Trump in the US has no problem with proposing large-scale state spending, Le Pen has no problem proposing large scale state intervention in the economy, and so on. But, anyone who thought that the real division between right and left came down to questions of state intervention should simply be reminded that Hitler was the main proponent of state intervention during the 1930's, that the Nazi state took over control of large sections of industry, established a national economic council to plan and regulate economic activity, that the state undertook large-scale fiscal intervention to build the autobahns and so on.

The very nature of productive-capital means that it increasingly must operate within the context of larger markets, and intrinsic to that is a free movement of goods, services, capital and labour. But, as Marx also said, the basic requirement of all capital operating within such markets is that there should be a level playing field, and the only arbiter of the rules governing this playing field is the state. That is why as capital quickly grew beyond national borders, the smaller states had to begin to try to create these larger structures. The United States had to fight a Civil War before it established such a structure, and Europe fought many such wars during the 19th century, as different national powers sought to create a unified Europe under its own dominance, whilst Britain largely intervened to prevent such unification, which threatened its own global dominance, and that was true in the two European Wars of the 20th century that formed a major part of what has come to be called WWI and WWII.

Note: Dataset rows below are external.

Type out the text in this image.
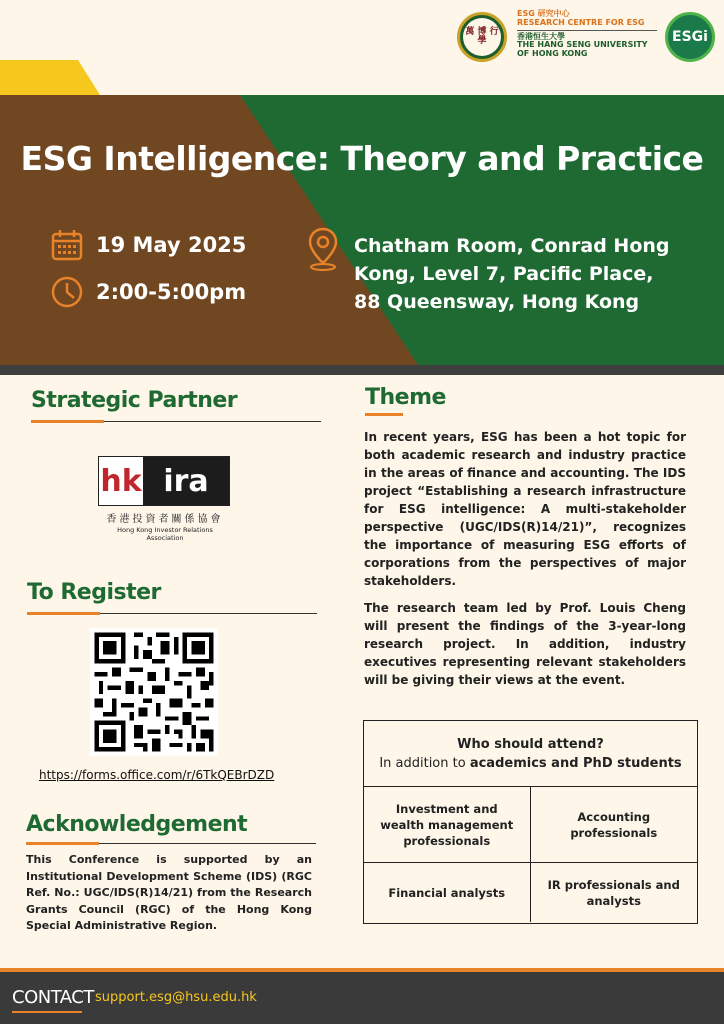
萬 博 行 學
ESG 研究中心
RESEARCH CENTRE FOR ESG
香港恒生大學
THE HANG SENG UNIVERSITY
OF HONG KONG
ESGi
ESG Intelligence: Theory and Practice
19 May 2025
2:00-5:00pm
Chatham Room, Conrad Hong Kong, Level 7, Pacific Place, 88 Queensway, Hong Kong
Strategic Partner
hk ira
香港投資者關係協會
Hong Kong Investor Relations Association
To Register
https://forms.office.com/r/6TkQEBrDZD
Acknowledgement
This Conference is supported by an Institutional Development Scheme (IDS) (RGC Ref. No.: UGC/IDS(R)14/21) from the Research Grants Council (RGC) of the Hong Kong Special Administrative Region.
Theme

In recent years, ESG has been a hot topic for both academic research and industry practice in the areas of finance and accounting. The IDS project “Establishing a research infrastructure for ESG intelligence: A multi-stakeholder perspective (UGC/IDS(R)14/21)”, recognizes the importance of measuring ESG efforts of corporations from the perspectives of major stakeholders.

The research team led by Prof. Louis Cheng will present the findings of the 3-year-long research project. In addition, industry executives representing relevant stakeholders will be giving their views at the event.

Who should attend?
In addition to academics and PhD students
Investment and wealth management professionals
Accounting professionals
Financial analysts
IR professionals and analysts
CONTACT support.esg@hsu.edu.hk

The large scale fictitious capital, because it is dependent on this socialised capital for its revenues, must itself support the EU, and oppose those reactionary forces driving towards Brexit. The Tories are a declining force, because the economic and social basis for the ideology they represent is declining, as socialised capital becomes more and more dominant. The only way they could bolster their electoral position was to shift increasingly on to the ground of reaction. That is they had to move further away from that section of their support that resides within the super rich owners of fictitious capital, and on to the ground of their core electoral support and membership base within the ranks of the millions of small business people, and backward sections of the working and middle classes. As UKIP started to eat into that section of their electoral support, they found themselves increasingly driven in that reactionary direction.

And now, the Tories have eaten UKIP whole, as they move decisively on to that reactionary territory, following the Brexit vote. In some ways, this is a repetition of the early 1980's, when May's idol Maggie Thatcher wrapped herself in the flag during the Falklands War.   As I wrote recently in relation to British threats to go to war with Europe over Gibraltar. Thatcher never intended to actually end up in a shooting war, believing that her friend Galtieri, who was wrapping himself in the Argentinian flag for his own immediate political reasons, would back down. But, wars have their own dynamic once the antagonisms have been set in motion.

Boris Johnson and others thought that the threat of Britain leaving the EU, would bring the Europeans rushing along to plead with Britain to stay, and offering lots of further concessions to Britain to do so, enabling him to champion such renegotiations, and Britain then remaining in the EU. Instead we have increasing verbal war breaking out between Britain and the EU, as last week demonstrated. 

Theresa May, seemingly now knowing that Britain will get less than nothing from the EU, in the negotiations, and knowing that the Tories will bear the responsibility for the economic catastrophe that will follow, and knowing that in the intervening period, the British state, along with other political forces will attempt to put Brexit through the political meat grinder, in the same way that Trump has faced in the US, has decided to preempt that. The real reason for calling the election now, is that within weeks, she will declare that the negotiations are going nowhere, that the EU is imposing impossible conditions, and so, within six months, she will simply pull Britain out of the EU, in line with what UKIP and the Tory Right have been proposing all along.